Connor se acercó a la cama. Se metió la mano en el bolsillo y abrió el bote de somníferos. Cuando se dio cuenta de que le costaría tragar las pastillas, las machacó y las puso en un vaso de agua que había en la mesilla de noche. Esperó a que se disolvieran y luego colocó una mano en la nuca de Kate y le levantó la cabeza varios centímetros.

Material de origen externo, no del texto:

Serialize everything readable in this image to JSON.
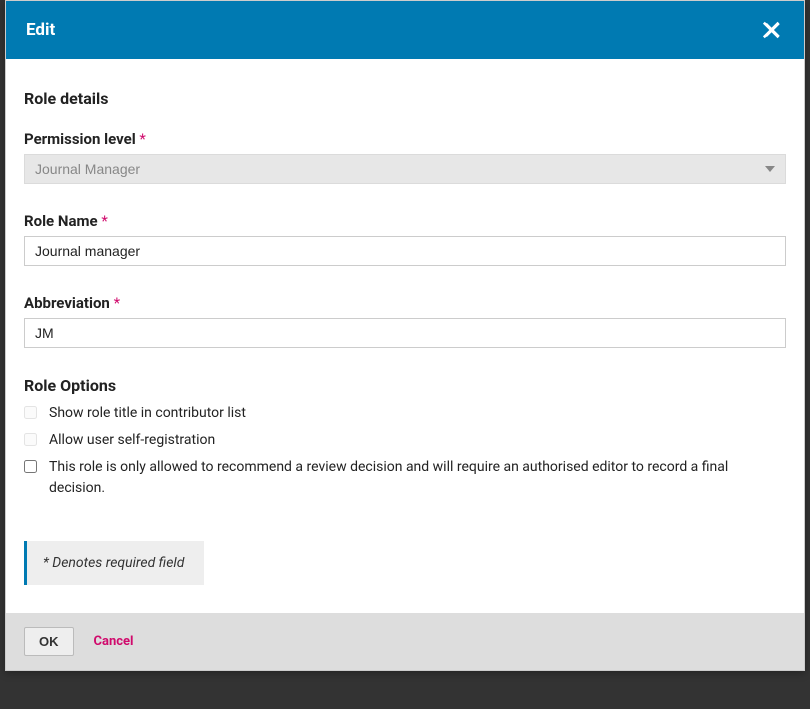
{
  "modal": {
    "title": "Edit"
  },
  "form": {
    "section_title": "Role details",
    "permission_level": {
      "label": "Permission level",
      "value": "Journal Manager"
    },
    "role_name": {
      "label": "Role Name",
      "value": "Journal manager"
    },
    "abbreviation": {
      "label": "Abbreviation",
      "value": "JM"
    },
    "role_options": {
      "title": "Role Options",
      "options": [
        {
          "label": "Show role title in contributor list",
          "checked": false,
          "disabled": true
        },
        {
          "label": "Allow user self-registration",
          "checked": false,
          "disabled": true
        },
        {
          "label": "This role is only allowed to recommend a review decision and will require an authorised editor to record a final decision.",
          "checked": false,
          "disabled": false
        }
      ]
    },
    "required_note": "* Denotes required field"
  },
  "footer": {
    "ok_label": "OK",
    "cancel_label": "Cancel"
  },
  "required_star": "*"
}
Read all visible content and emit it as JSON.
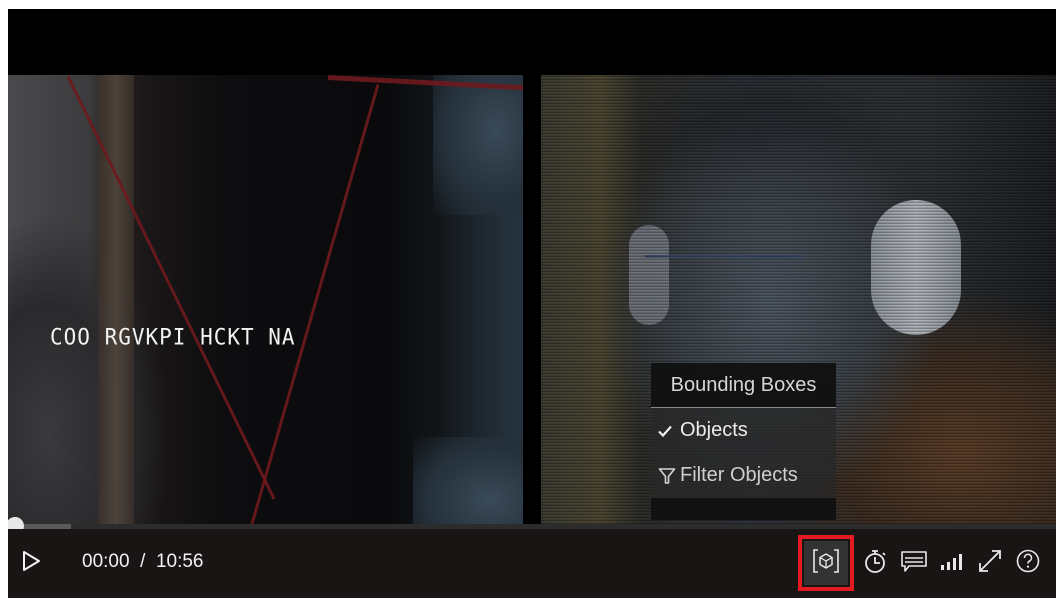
{
  "video": {
    "left_pane_overlay_text": "COO RGVKPI  HCKT NA"
  },
  "bounding_boxes_menu": {
    "title": "Bounding Boxes",
    "items": [
      {
        "label": "Objects",
        "icon": "checkmark-icon",
        "checked": true
      },
      {
        "label": "Filter Objects",
        "icon": "filter-icon",
        "checked": false
      }
    ]
  },
  "playback": {
    "current_time": "00:00",
    "separator": "/",
    "duration": "10:56",
    "progress_fraction": 0.0,
    "buffered_fraction": 0.06
  },
  "controls": {
    "play": {
      "icon": "play-icon",
      "label": "Play"
    },
    "right": [
      {
        "name": "bounding-boxes-button",
        "icon": "bounding-box-icon",
        "label": "Bounding Boxes",
        "active": true,
        "highlighted": true
      },
      {
        "name": "timer-button",
        "icon": "stopwatch-icon",
        "label": "Timer"
      },
      {
        "name": "captions-button",
        "icon": "captions-icon",
        "label": "Captions"
      },
      {
        "name": "quality-button",
        "icon": "signal-bars-icon",
        "label": "Quality"
      },
      {
        "name": "fullscreen-button",
        "icon": "expand-icon",
        "label": "Fullscreen"
      },
      {
        "name": "help-button",
        "icon": "help-icon",
        "label": "Help"
      }
    ]
  },
  "colors": {
    "highlight": "#e21a22",
    "control_bar": "#181514",
    "menu_bg": "#282828"
  }
}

—La hora de la medicina, mi pequeña —susurró.
Ella abrió los ojos y gimió, sabía que iba a hacerle daño.
—Dime una vez más lo que tenías prohibido repetir.
Ella no movió los labios, y él habló con brusquedad:
—Te he dicho que lo digas.
—Tú no eres mi padre —susurró ella en tono desafiante.
—¿Por qué crees que le di un puñetazo a ese espejo aquella noche, pequeña? Tenía que asegurarme de que iba a tener la mano enyesada durante un tiempo para que, si la flexionaba, hubiera un motivo. Me dolió mucho, pero funcionó y pude volver a tener el tic.
Connor levantó el vaso.
—Ahora bébete esto. No te dolerá. Te matará… Si no te lo bebes, mataré a Hannah. Eso no te gustaría, Kate, ¿verdad?
Aterrorizada, empezó a abrir la boca. Pero mientras él dirigía el vaso hacia sus labios, su expresión cambió. Estaba mirando más allá de Connor.
—¡Lo he oído todo! —gritó Hannah—. ¡Lo he oído todo!
Cuando él volvió la cabeza, se dio cuenta de que la tenía justo detrás. Antes de que él pudiera reaccionar, ella intentó alcanzar el vaso. Aunque sabía que todo había terminado, Connor siguió obligando a Kate a tragar los somníferos, pero ella apretó los labios, volvió la cabeza, y el agua se derramó en su cuello y las sábanas.
Connor dio media vuelta para atacar a Hannah y le rodeó el cuello con las manos, pero Kate se incorporó como pudo y presionó el botón de emergencias, oculto bajo un pliegue de las mantas.
Cuando la enfermera respondió por el intercomunicador, Kate consiguió pronunciar unas palabras. Aunque resultara espeluznante, eran casi las mismas que pronunció Jamie Gordon antes de morir.
—¡Ayuda! ¡Ayuda!
Quince segundos después, un enfermero fornido entró corriendo y encontró a Hannah, ya muy débil, luchando por conseguir zafarse de las manos estranguladoras de Connor.
Al instante apartó a Connor de la chica y lo tiró al suelo. Mientras Connor seguía resistiéndose con violencia, llegaron más enfermeros a la habitación. Hicieron falta tres para reducirlo.
Una de las enfermeras atendió a Hannah, que intentaba levantarse a toda costa.
—¿Kate está bien? —Preguntó entre sollozos—. ¿Le ha hecho daño?
—No. Está bien. Preocúpese por usted —dijo la enfermera mientras la ayudaba a levantarse.
Kate estiró los brazos, y Hannah se dejó caer en la cama, junto a su hermana.